Le Président français se projette aussi vers l’Afrique anglophone, Kenya, Ethiopie, Afrique du Sud, où les relations sont plus faciles car par empreintes d’un passé complexe et douloureux. Mais vis-à-vis de ces pays il s’agit essentiellement d’échanges commerciaux. Je pense que ce sont tous ces exemples qui lui permettent de dire que la France n’est pas en recul en Afrique.

#TCHADMEDIA: Macron a parlé de réorganisation, quelles stratégies ou changements pensez-vous qu’il pourrait envisager pour la France en Afrique ?

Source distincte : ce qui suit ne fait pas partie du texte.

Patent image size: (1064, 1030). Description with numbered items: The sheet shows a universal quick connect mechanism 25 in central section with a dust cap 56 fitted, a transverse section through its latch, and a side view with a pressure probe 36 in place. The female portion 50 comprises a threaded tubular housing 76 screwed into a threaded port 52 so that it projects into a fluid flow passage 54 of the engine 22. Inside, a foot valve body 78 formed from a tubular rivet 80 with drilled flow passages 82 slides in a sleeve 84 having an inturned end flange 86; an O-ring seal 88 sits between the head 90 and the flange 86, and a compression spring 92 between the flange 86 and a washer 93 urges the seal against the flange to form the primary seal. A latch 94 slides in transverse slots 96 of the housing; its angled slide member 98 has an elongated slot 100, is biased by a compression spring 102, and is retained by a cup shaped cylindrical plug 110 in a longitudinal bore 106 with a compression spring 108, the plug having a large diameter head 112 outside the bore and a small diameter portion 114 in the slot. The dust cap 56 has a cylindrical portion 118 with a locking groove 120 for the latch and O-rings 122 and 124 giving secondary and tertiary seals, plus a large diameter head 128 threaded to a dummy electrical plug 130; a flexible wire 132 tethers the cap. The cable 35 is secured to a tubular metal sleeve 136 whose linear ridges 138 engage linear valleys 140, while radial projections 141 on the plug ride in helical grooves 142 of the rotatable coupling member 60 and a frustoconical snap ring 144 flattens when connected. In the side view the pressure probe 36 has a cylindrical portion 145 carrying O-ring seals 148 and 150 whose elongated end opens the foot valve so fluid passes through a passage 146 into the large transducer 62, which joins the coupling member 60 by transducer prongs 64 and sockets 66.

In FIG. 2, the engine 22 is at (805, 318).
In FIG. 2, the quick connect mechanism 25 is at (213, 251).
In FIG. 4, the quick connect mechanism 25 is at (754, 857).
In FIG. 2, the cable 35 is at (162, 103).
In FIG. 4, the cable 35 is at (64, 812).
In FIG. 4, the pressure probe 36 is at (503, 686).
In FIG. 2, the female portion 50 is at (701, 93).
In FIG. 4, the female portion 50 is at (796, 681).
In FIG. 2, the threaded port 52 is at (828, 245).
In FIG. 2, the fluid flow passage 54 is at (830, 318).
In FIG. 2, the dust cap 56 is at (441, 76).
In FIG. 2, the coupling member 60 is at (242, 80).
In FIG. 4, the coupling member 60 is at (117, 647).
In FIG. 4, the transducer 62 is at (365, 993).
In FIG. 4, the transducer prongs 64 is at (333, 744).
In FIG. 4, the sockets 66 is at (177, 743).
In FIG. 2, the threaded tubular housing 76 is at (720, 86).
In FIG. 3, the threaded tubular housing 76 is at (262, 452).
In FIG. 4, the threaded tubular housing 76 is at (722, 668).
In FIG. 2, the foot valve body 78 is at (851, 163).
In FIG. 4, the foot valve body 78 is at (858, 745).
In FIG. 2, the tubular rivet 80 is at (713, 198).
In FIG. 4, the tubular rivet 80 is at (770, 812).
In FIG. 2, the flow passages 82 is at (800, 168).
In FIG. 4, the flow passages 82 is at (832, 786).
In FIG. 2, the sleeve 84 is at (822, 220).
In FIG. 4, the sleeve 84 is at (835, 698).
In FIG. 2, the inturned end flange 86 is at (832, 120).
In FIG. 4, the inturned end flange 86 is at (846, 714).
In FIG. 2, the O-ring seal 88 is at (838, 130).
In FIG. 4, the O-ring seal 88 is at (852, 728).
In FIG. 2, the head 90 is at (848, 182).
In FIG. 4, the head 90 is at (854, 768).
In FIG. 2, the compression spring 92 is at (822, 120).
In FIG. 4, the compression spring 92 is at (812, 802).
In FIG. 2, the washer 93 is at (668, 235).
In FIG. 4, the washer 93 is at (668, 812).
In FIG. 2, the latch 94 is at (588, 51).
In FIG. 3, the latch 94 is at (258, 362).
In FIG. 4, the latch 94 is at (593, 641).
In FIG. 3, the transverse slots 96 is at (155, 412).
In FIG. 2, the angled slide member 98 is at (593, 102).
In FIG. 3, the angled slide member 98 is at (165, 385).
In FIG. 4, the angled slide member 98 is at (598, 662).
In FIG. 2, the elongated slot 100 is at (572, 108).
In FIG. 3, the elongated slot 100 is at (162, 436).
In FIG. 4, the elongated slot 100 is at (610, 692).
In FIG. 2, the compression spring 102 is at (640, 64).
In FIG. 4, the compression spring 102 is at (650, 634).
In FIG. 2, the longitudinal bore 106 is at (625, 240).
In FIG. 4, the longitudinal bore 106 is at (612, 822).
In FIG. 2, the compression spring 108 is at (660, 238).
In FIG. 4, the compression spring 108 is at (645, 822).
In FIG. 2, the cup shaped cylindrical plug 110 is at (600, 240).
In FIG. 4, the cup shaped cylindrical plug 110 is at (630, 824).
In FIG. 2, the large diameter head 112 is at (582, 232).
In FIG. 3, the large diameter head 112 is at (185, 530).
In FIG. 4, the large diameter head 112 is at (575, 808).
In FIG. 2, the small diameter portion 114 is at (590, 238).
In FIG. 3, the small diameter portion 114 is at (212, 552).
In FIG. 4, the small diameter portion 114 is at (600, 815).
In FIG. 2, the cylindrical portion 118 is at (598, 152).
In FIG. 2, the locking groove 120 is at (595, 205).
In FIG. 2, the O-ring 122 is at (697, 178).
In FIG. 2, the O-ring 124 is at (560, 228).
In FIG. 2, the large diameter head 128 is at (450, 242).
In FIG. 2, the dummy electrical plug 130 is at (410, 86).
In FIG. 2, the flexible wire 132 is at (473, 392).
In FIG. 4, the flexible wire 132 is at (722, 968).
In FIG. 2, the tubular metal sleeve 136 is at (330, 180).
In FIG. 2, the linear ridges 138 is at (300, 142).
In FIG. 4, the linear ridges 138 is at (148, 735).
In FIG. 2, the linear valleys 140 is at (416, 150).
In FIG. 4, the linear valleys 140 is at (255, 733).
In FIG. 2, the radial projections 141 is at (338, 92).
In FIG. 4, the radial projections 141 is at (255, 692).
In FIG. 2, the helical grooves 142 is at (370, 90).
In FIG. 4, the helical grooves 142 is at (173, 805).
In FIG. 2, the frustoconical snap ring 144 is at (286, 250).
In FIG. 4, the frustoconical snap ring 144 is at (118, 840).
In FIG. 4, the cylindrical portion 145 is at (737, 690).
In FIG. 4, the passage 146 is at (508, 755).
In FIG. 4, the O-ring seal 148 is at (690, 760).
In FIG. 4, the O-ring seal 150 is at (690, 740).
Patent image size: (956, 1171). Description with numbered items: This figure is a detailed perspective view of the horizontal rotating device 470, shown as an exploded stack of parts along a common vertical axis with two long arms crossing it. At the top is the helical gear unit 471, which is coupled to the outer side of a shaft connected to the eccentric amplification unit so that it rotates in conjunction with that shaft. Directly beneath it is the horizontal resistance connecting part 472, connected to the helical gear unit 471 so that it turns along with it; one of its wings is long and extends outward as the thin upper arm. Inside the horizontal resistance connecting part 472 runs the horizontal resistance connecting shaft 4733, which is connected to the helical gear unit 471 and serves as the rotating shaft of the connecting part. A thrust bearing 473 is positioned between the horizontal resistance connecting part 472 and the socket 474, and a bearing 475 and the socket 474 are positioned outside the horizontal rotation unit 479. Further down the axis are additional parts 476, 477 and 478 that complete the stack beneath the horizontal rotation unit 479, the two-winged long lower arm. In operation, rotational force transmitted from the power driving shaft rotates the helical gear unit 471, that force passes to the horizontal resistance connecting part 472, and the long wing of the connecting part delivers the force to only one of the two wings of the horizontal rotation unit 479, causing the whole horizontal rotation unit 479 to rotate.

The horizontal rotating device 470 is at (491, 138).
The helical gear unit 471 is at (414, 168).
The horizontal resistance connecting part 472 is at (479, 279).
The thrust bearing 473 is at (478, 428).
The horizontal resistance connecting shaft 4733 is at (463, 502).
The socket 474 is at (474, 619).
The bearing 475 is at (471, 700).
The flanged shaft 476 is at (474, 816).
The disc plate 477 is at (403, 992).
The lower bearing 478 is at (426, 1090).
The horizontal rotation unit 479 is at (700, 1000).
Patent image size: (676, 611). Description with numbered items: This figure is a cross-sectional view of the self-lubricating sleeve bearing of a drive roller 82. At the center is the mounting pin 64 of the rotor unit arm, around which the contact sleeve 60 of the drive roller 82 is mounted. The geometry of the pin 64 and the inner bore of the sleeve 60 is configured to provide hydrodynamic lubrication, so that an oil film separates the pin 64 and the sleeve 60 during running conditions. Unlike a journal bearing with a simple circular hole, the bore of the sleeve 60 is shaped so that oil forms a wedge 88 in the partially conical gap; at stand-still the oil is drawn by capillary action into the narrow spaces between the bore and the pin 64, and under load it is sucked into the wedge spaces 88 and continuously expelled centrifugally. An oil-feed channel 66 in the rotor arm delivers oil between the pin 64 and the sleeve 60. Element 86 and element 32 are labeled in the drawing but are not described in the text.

LESLIE VARENNE : D’une certaine manière, cette réorganisation c’est déjà produite, à l’insu de son plein gré. Hormis le Gabon, la Côte d’Ivoire avec qui les réductions d’effectifs ou la fermeture des bases se sont faites en douceur et Djibouti qui a un statut particulier, tous les autres pays ont demandé le départ des forces françaises. Ensuite, s’agissant des nouvelles stratégies, ce sont probablement les derniers accords avec le Bénin et le Nigéria.

#TCHADMEDIA: À votre avis, quelles devraient être les priorités de la France pour renforcer ses relations avec les pays africains à l’avenir ?

LESLIE VARENNE : Les maîtres mots pour garantir des relations de long terme apaisées et bénéfiques entre deux Etats sont sans aucun doute la diplomatie et le respect.

LESLIE VARENNE : Le plaisir est partagé.